According to the Wall Street Journal today, Pope Francis said the Vatican would study the possibility of ordaining Catholic women as deacons, as part of the church’s efforts to give a greater leadership role to women.
During a meeting Thursday with leaders of women’s religious orders, the pope—who has frequently lauded the role women play in the church—was asked why the role of permanent deacon was limited to men. The pontiff responded that the Vatican would investigate the possibility of admitting women to the role, without offering further details.
Some have argued that the admission of women to the diaconate could strengthen their role in the church, while also helping to compensate in part for the lack of priests.
But such a move would be controversial among many members of the Catholic Church who see the role as a steppingstone to the priesthood. The church teaches that Jesus established the priesthood as an all-male institution by choosing only men as his apostles.
At his meeting with nuns on Thursday, the pope said a study of the question would examine the early history of a female diaconate.
In March, the Vatican newspaper published essays calling for women to be allowed to preach at Mass. But Pope Francis told nuns on Thursday that such preaching is a function restricted to priests.

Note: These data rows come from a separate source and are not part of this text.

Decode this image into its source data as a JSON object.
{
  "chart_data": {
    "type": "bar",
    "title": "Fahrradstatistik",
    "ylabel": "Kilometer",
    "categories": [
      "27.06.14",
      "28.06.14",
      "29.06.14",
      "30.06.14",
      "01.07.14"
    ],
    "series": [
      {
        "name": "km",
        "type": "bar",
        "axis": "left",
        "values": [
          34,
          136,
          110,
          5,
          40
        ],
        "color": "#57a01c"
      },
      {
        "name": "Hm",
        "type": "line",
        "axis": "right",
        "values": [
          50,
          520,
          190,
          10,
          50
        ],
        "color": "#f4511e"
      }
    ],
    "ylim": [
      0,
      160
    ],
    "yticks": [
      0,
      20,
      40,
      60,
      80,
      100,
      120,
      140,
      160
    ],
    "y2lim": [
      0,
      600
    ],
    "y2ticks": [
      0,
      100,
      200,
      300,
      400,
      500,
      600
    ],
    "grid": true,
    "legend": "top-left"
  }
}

The pope has said a number of times that women could take leadership roles in the Vatican itself. In recent days, Vatican Secretary of State Cardinal Pietro Parolin—akin to the pope’s prime minister—said that a woman could potentially fill his role in the future. However, there have been very few high-level female appointments to the Vatican during the current papacy.
In light of Francis' strong left leadership, some think that the move to ordain Catholic women as deacons could happen, and might be a wedge to bring about ordaining women as priests. Liberal Protestantism has largely embraced women's ordination, and such a move by the Vatican could bring them closer to full ecumenical unity.